Au cœur de Madagascar, un souverain innovateur prend le relai et suit les pas d’Andrianampoinimerina, son père. Les Anglais tentent d’y pénétrer, et gagnent finalement le cœur des autochtones. Ces derniers absorbent facilement la culture occidentale, en l’occurrence celle des britanniques. Au début du XIXe siècle, seuls les nobles ont été acculturés. Ensuite, l’acculturation touche la bourgeoisie merina et la classe moyenne. Le bas peuple était toujours oublié de l’histoire. Il était dans les rizières, travaillait pour servir le royaume. Ses enfants tendent les oreilles pour écouter des “angano” pendant que les enfants des riches lisaient les contes et légendes européens. La colonisation française a marqué l’histoire de Madagascar. La fin du XIXe siècle était une époque où les Français s’installaient progressivement. D’après les historiens, c’était la période de tâtonnement. De leur côté, les grands rois et roitelets se sentent menacés. Un monarque ne doit pas montrer sa faiblesse. Se mettre à genoux est inacceptable. A part les rois qui se sont fait massacrer par le colonisateur, qui ont affiché sans complexe leur mécontentement envers les envahisseurs, certains rois ont tout de suite collaboré avec les Français, une preuve palpable. Les habitants de chaque contrée ont une différente perception.

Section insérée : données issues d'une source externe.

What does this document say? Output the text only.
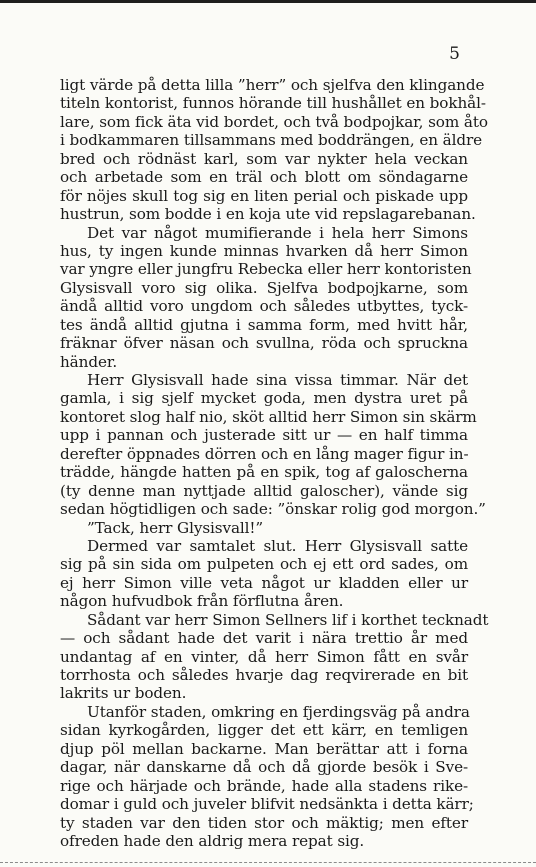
5
ligt värde på detta lilla ”herr” och sjelfva den klingande
titeln kontorist, funnos hörande till hushållet en bokhål-
lare, som fick äta vid bordet, och två bodpojkar, som åto
i bodkammaren tillsammans med boddrängen, en äldre
bred och rödnäst karl, som var nykter hela veckan
och arbetade som en träl och blott om söndagarne
för nöjes skull tog sig en liten perial och piskade upp
hustrun, som bodde i en koja ute vid repslagarebanan.
Det var något mumifierande i hela herr Simons
hus, ty ingen kunde minnas hvarken då herr Simon
var yngre eller jungfru Rebecka eller herr kontoristen
Glysisvall voro sig olika. Sjelfva bodpojkarne, som
ändå alltid voro ungdom och således utbyttes, tyck-
tes ändå alltid gjutna i samma form, med hvitt hår,
fräknar öfver näsan och svullna, röda och spruckna
händer.
Herr Glysisvall hade sina vissa timmar. När det
gamla, i sig sjelf mycket goda, men dystra uret på
kontoret slog half nio, sköt alltid herr Simon sin skärm
upp i pannan och justerade sitt ur — en half timma
derefter öppnades dörren och en lång mager figur in-
trädde, hängde hatten på en spik, tog af galoscherna
(ty denne man nyttjade alltid galoscher), vände sig
sedan högtidligen och sade: ”önskar rolig god morgon.”
”Tack, herr Glysisvall!”
Dermed var samtalet slut. Herr Glysisvall satte
sig på sin sida om pulpeten och ej ett ord sades, om
ej herr Simon ville veta något ur kladden eller ur
någon hufvudbok från förflutna åren.
Sådant var herr Simon Sellners lif i korthet tecknadt
— och sådant hade det varit i nära trettio år med
undantag af en vinter, då herr Simon fått en svår
torrhosta och således hvarje dag reqvirerade en bit
lakrits ur boden.
Utanför staden, omkring en fjerdingsväg på andra
sidan kyrkogården, ligger det ett kärr, en temligen
djup pöl mellan backarne. Man berättar att i forna
dagar, när danskarne då och då gjorde besök i Sve-
rige och härjade och brände, hade alla stadens rike-
domar i guld och juveler blifvit nedsänkta i detta kärr;
ty staden var den tiden stor och mäktig; men efter
ofreden hade den aldrig mera repat sig.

La colonisation était, en réalité, une époque incomprise pour bon nombre de la population malgache. En d’autres termes, la «pacification» et le système tâche d’huile de Gallieni n’atteint pas certaines régions enclavées. La plupart a dû attendre les années 20 pour être sous l’administration coloniale. La vie quotidienne durant l’installation coloniale a fait couler peu d’encre. En réalité, les villageois aux fins fonds de la forêt n’étaient pas au courant de ce qui se passait dans le pays. La chasse et les cueillettes se pratiquaient, l’économie était de subsistance… Faut-il rappeler que les Français ont su recouvrir l’île pendant presque dix années! Certains autochtones vivaient aisément dans les zones reculées, loin des coups de feu du colonisateur.